Pakistani Prime Minister Imran Khan is calling on Facebook to treat Islamophobia the same as Holocaust denial. “It cannot be that hate speech about some is not allowed, but about others is.”
Khan rightly calls it that Facebook is going to do more to tackle Holocaust denial, but also wants that protection for fellow believers. He sees parallels with the persecution of the Jews in World War II or the violent pogroms from Eastern Europe.
“Today we see pogroms against Muslims in different parts of the world,” Khan writes on the social medium in a letter to Mark Zuckerberg. “We must ban Islamophobia before Muslims are prosecuted.”
France explicitly mentioned
Khan refers to the treatment of Muslims by India’s archenemy. But he also writes about Muslims in France, “where blasphemous cartoons directed against Islam and the Holy Prophet are allowed”. President Macron wants to crack down on extremist Muslims after the beheading of a teacher who showed Mohammed cartoons to illustrate freedom of speech.
“How is France going to distinguish between radical Muslims and average Muslim citizens?” Khan wonders. “Marginalization inevitably leads to extremism, and the world doesn’t need it.”
A spokesperson for Facebook tells Reuters news agency that all messages in which people are attacked by origin or religion are prohibited. “Hate speech will be removed as soon as it comes to our attention,” said the spokesman, admitting that there is “more work to be done.”
Collision with Macron
Khan spoke earlier in the day to French President Macron about his statements in response to the attack on the teacher. He denounced the harsh French approach to Muslim organizations and advised Macron to strive for reconciliation.
Macron did not respond directly to Khan’s words. He did say he wanted to stand up for peaceful debate and “never, never give up”.
Khan is generalizing here in very large steps.
Kees Ribbens, professor of Popular Historical Culture and War at Erasmus University, speaks of an unfortunate comparison. “Islamophobia and Holocaust denial are very different things.”
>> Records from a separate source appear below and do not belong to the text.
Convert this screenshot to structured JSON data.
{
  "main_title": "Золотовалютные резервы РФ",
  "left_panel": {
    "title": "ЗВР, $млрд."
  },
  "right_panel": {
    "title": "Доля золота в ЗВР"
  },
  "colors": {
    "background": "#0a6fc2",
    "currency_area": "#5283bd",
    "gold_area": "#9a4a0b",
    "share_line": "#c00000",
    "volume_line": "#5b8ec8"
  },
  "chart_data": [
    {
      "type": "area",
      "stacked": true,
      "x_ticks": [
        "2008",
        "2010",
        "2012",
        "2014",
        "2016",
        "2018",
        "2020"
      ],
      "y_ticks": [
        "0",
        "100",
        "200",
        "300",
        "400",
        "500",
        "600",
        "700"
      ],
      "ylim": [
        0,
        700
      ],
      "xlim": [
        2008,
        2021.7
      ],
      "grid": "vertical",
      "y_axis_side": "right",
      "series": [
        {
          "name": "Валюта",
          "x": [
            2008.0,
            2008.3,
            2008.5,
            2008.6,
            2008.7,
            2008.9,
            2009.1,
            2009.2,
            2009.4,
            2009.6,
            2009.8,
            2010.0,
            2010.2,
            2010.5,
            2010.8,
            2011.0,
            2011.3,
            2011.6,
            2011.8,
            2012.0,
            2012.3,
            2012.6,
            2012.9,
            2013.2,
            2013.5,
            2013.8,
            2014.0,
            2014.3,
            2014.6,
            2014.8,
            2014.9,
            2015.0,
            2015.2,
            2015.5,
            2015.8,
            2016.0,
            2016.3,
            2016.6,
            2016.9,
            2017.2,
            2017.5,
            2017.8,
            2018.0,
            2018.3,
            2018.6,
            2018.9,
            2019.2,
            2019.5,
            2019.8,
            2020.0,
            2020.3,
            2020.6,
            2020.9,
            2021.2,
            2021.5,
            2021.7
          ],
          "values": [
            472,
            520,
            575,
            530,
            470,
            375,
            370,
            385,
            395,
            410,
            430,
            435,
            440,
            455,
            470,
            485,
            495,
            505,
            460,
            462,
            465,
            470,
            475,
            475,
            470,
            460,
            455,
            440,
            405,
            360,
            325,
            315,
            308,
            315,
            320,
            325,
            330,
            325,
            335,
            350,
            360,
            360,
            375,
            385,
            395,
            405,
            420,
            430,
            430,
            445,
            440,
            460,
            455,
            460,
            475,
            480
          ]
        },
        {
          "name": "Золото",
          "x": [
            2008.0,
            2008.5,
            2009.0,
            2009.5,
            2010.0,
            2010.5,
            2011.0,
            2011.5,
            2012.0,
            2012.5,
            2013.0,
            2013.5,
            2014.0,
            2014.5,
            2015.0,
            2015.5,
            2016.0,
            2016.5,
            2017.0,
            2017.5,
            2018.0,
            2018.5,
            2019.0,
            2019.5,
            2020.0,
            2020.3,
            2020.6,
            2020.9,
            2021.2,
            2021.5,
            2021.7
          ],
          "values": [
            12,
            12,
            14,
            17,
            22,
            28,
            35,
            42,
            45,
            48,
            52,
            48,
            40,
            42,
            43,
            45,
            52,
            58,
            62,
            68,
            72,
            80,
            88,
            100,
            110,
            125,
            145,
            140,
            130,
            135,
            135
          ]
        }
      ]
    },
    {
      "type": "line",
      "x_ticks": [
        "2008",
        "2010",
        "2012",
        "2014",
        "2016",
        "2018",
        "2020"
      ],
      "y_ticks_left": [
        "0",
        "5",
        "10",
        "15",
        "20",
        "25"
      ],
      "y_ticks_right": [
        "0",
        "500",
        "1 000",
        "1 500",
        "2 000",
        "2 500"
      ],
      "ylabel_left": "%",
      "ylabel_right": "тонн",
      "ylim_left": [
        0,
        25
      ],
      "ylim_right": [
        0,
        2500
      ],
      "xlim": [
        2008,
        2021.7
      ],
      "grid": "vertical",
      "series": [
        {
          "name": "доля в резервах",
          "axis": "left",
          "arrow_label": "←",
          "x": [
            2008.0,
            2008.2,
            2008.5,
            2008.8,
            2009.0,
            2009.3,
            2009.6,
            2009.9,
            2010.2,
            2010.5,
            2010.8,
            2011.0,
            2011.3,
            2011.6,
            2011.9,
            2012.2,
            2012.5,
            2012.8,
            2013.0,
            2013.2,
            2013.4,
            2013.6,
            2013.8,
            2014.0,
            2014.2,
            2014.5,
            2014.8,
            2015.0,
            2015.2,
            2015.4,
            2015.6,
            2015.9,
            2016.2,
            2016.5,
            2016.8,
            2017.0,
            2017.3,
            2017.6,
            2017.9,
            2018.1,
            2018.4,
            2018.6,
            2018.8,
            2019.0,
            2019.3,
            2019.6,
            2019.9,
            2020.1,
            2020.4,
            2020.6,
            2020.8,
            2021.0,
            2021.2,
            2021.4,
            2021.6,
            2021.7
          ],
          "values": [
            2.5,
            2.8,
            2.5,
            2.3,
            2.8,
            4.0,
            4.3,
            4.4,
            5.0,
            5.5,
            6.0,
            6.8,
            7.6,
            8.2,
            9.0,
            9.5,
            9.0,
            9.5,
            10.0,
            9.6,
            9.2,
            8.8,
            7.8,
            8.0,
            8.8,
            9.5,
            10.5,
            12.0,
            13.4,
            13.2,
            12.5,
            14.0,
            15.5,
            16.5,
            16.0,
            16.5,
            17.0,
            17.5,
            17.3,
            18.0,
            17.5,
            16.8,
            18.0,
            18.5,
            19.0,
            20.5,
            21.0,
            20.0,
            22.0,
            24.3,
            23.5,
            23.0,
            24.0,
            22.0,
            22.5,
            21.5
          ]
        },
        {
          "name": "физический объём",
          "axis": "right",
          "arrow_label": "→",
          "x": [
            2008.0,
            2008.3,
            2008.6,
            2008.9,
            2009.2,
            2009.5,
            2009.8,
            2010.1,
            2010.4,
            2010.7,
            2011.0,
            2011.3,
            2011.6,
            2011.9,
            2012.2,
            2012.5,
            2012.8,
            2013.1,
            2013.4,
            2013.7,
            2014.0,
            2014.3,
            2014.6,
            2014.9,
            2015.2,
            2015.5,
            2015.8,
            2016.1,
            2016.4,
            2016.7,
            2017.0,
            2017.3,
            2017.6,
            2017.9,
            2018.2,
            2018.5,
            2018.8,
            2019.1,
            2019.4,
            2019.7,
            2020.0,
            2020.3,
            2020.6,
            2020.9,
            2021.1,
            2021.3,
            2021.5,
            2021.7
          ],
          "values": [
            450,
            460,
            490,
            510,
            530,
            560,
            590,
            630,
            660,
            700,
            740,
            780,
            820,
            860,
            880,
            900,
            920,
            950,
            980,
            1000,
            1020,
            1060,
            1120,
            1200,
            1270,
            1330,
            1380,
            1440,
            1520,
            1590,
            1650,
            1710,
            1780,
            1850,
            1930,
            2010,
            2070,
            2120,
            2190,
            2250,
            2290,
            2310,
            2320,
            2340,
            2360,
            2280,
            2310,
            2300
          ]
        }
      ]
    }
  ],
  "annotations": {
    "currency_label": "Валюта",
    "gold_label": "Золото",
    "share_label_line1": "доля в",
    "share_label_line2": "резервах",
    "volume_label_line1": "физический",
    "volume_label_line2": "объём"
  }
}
He understands why Khan quotes the Holocaust. “After all, that is the moral benchmark of Western society. By hooking on to that frame, he can draw attention to his point. But he does generalize in a few very large steps.”
“A key question is, for example, whether sharing Mohammed cartoons is by definition Islamophobic. Pakistan, Turkey and the rest of the Islamic world will see it that way, but the French position is correct that this is about freedom of expression.”
“It is good that Facebook is tackling any form of hate speech, but there is discussion about what fits or does not fit into that concept.”
There has also been fierce demonstration against Mohammed cartoons in Pakistan in the past. In August 2018, this even led to threats against Geert Wilders, who subsequently canceled his planned cartoon competition.
“Khan is not one of the Islamic parties leading these protests, but could use their support,” said correspondent Aletta André. “Khan also spoke at the UN in September about Muslim hatred in neighboring India.”
“His fight against Islamophobia is in line with Pakistan’s identity as an Islamic state, founded as a counterpart to secular India. In India this is called hypocritical because in its own country there is a lot of discrimination against minorities like Hindus and Christians.”